Interested in working in the oil and gas sector but not sure about how to go about finding the most appropriate jobs? Let us help with this essential guide to an oil and gas job search.

The oil and gas industry requires a very diverse group of employees, and encompasses a number of different construction and engineering disciplines. For example, contract engineers review bids and tenders for work, mechanical engineers look at the actual design and production of site machinery, and maintenance supervisors work both offshore on rigs as well as onshore in marine bases.

Construction and engineering employees with experience in other industries are likely to have skills that are also in demand in the oil and gas sectors, though all employees need to pass energy sector health and safety training and those looking for offshore roles will need an offshore safety qualification.

Onshore vs. offshore oil and gas jobs.

Contrary to what many people think, most oil and gas jobs are actually onshore, in the main oil and gas producing centres around the coast in the East of England and in Scotland - though jobs often arise elsewhere in the UK and overseas.
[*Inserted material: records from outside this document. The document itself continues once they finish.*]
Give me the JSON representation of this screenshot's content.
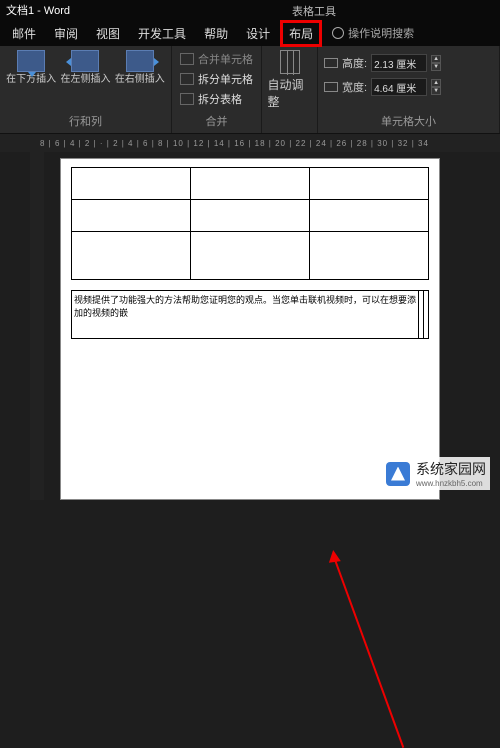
{
  "title": {
    "doc": "文档1 - Word",
    "context": "表格工具"
  },
  "tabs": {
    "mail": "邮件",
    "review": "审阅",
    "view": "视图",
    "dev": "开发工具",
    "help": "帮助",
    "design": "设计",
    "layout": "布局",
    "tell": "操作说明搜索"
  },
  "ribbon": {
    "rows_cols": {
      "insert_below": "在下方插入",
      "insert_left": "在左侧插入",
      "insert_right": "在右侧插入",
      "label": "行和列"
    },
    "merge": {
      "merge_cells": "合并单元格",
      "split_cells": "拆分单元格",
      "split_table": "拆分表格",
      "label": "合并"
    },
    "autofit": {
      "label": "自动调整"
    },
    "size": {
      "height_label": "高度:",
      "height_value": "2.13 厘米",
      "width_label": "宽度:",
      "width_value": "4.64 厘米",
      "label": "单元格大小"
    }
  },
  "ruler": "8  |  6  |  4  |  2  |  ·  |  2  |  4  |  6  |  8  | 10 | 12 | 14 | 16 | 18 | 20 | 22 | 24 | 26 | 28 | 30 | 32 | 34",
  "doc": {
    "para1": "视频提供了功能强大的方法帮助您证明您的观点。当您单击联机视频时，可以在想要添加的视频的嵌"
  },
  "watermark": {
    "name": "系统家园网",
    "url": "www.hnzkbh5.com"
  }
}
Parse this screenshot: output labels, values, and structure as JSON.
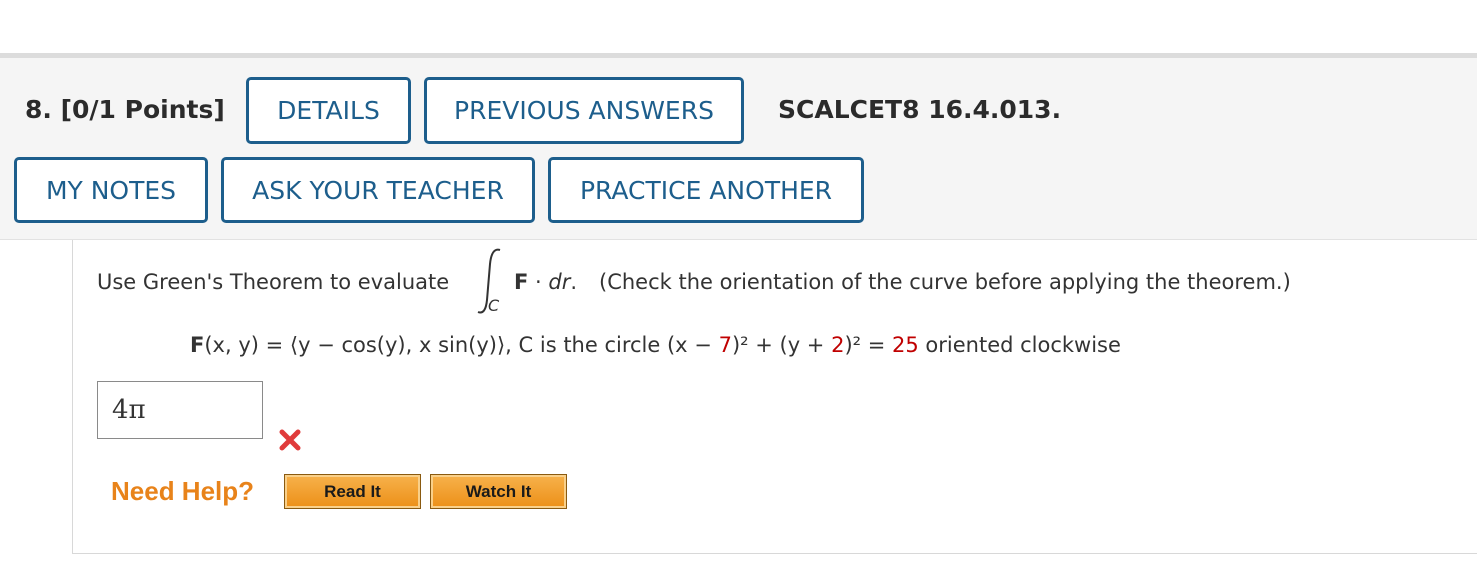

Whether onshore or offsite suits best will largely be a matter of personal preference, though of course some roles are more likely to require offshore work (for example, drilling engineer).

What to know before applying for oil or gas jobs.

Employees with work experience are often preferred, though opportunities for graduates and school leavers also come up. Those with science and engineering qualifications are most in demand, even for management roles; those going for engineering roles need relevant qualifications, such as a recognised apprenticeship, or NVQs.

Employees would usually be expected to undertake career relevant qualifications, as well as the mandatory health and safety certificates. For those who have recently left school, Upstream Modern Apprenticeships allow training on the job, with two years spent gaining a relevant qualification and then two years gaining relevant work experience. Roustabout or Deck Crew are the entry level points into offshore work without qualifications - though employees must be at least 18.

For those interested in making a career in the oil and gas industry, the first port of call is usually a good employment agency with contacts in the field. They will be able to guide prospective employees towards the most suitable roles, help prepare for interviews, and offer a realistic view of the prospective lifestyle.

Narrowing down the options.

Those thinking about an oil or gas career should first consider what kind of specific role to look for; it might be tempting to cast the net wide, but to a prospective employer that looks indecisive and unreliable. Try to narrow down the field in which you wish to work, and think about future plans – what does an ideal five year career plan look like?

Think about the level of qualification that would be required for the ideal role and be realistic about the work involved, as well as whether overseas employment appeals. Careers in oil and gas are often very transferable into other markets, and with the varied employment on offer, there is likely to be something that appeals to all.